Changes to the state’s First Home Owner Grant passed through the legislative assembly last week.
Under the changes, first-home purchasers of existing homes will see their First Home Owners Grant slashed from $7,000 to $3,000 but those purchasing a new or newly constructed home will see their grants rise by $3,000 to $10,000.
While primarily a budget-saving measure, the move is also designed to stimulate housing supply and construction by providing an incentive for first-home buyers to purchase new homes as opposed to existing homes. It follows a similar but more aggressive move in Queensland, where the government abolished the grant completely for purchasers of existing homes but more than doubled that available for first-home buyers of new homes from $7,000 to $15,000.
Though disliked by real estate groups, such moves are generally popular with building industry groups, who say they provide greater stimulus for housing construction at a lesser cost to taxpayers.
“This key initiative will continue to support first home buyers, help to increase housing supply and, very importantly, help create jobs in the housing sector in WA,” Western Australian Treasurer Troy Buswell says.
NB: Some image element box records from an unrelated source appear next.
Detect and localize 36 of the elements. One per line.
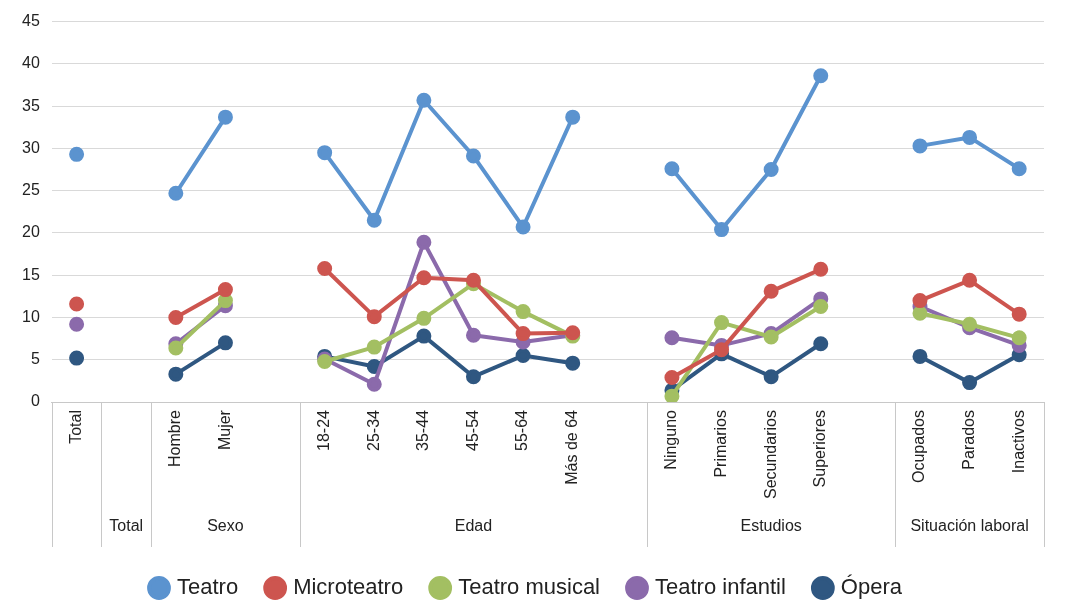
x-tick-label: 18-24: [315, 409, 333, 451]
text: Total: [109, 517, 144, 535]
y-tick-label: 25: [22, 181, 40, 199]
x-tick-label: Mujer: [215, 409, 233, 451]
x-tick-label: Ocupados: [910, 410, 928, 483]
legend-label: Microteatro: [293, 574, 404, 600]
y-tick-label: 45: [22, 12, 40, 30]
y-tick-label: 20: [22, 223, 40, 241]
text: Situación laboral: [910, 517, 1029, 535]
x-tick-label: Más de 64: [563, 409, 581, 485]
legend-label: Teatro infantil: [655, 574, 786, 600]
x-tick-label: Secundarios: [761, 410, 779, 500]
text: Edad: [454, 517, 493, 535]
x-tick-label: Parados: [959, 410, 977, 470]
y-tick-label: 15: [22, 265, 40, 283]
y-tick-label: 0: [30, 392, 40, 410]
x-tick-label: Hombre: [166, 409, 184, 467]
text: Sexo: [207, 517, 244, 535]
x-tick-label: Primarios: [711, 410, 729, 478]
text: Estudios: [740, 517, 802, 535]
x-tick-label: Superiores: [811, 410, 829, 488]
y-tick-label: 40: [22, 54, 40, 72]
x-tick-label: 45-54: [463, 409, 481, 451]
y-tick-label: 5: [30, 350, 40, 368]
x-tick-label: Total: [67, 410, 85, 444]
legend-label: Teatro musical: [458, 574, 601, 600]
y-tick-label: 30: [22, 138, 40, 156]
x-tick-label: 55-64: [513, 409, 531, 451]
legend-label: Ópera: [840, 574, 903, 600]
y-tick-label: 35: [22, 96, 40, 114]
x-tick-label: Ninguno: [662, 409, 680, 470]
y-tick-label: 10: [22, 307, 40, 325]
x-tick-label: 25-34: [364, 409, 382, 451]
legend-label: Teatro: [177, 574, 239, 600]
x-tick-label: Inactivos: [1009, 410, 1027, 474]
x-tick-label: 35-44: [414, 409, 432, 451]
The changes had been expected to be in place by September 15 but are now set to be considered by the Legislative Council this week and will not come into effect until Royal Ascent has been granted, which the government says should happen by the end of October at the latest. The changes which will not affect the current transfer duty exemptions available to first home buyers for purchasers of less than $500,000.
The latest moves come as the state government is trying to unlock housing supply in Perth and elsewhere in order to ease a growing shortage brought about by high levels of population growth and recent low levels of residential building.
The moves come on top of a recent overhaul of planning laws, which removed requirements for occupants of ‘granny flats’ built above garages to be relatives of main householders, increasing the amount of floor space for such buildings, lowering the lot size for which planning approval for single houses is required and placing greater emphasis on local development plans.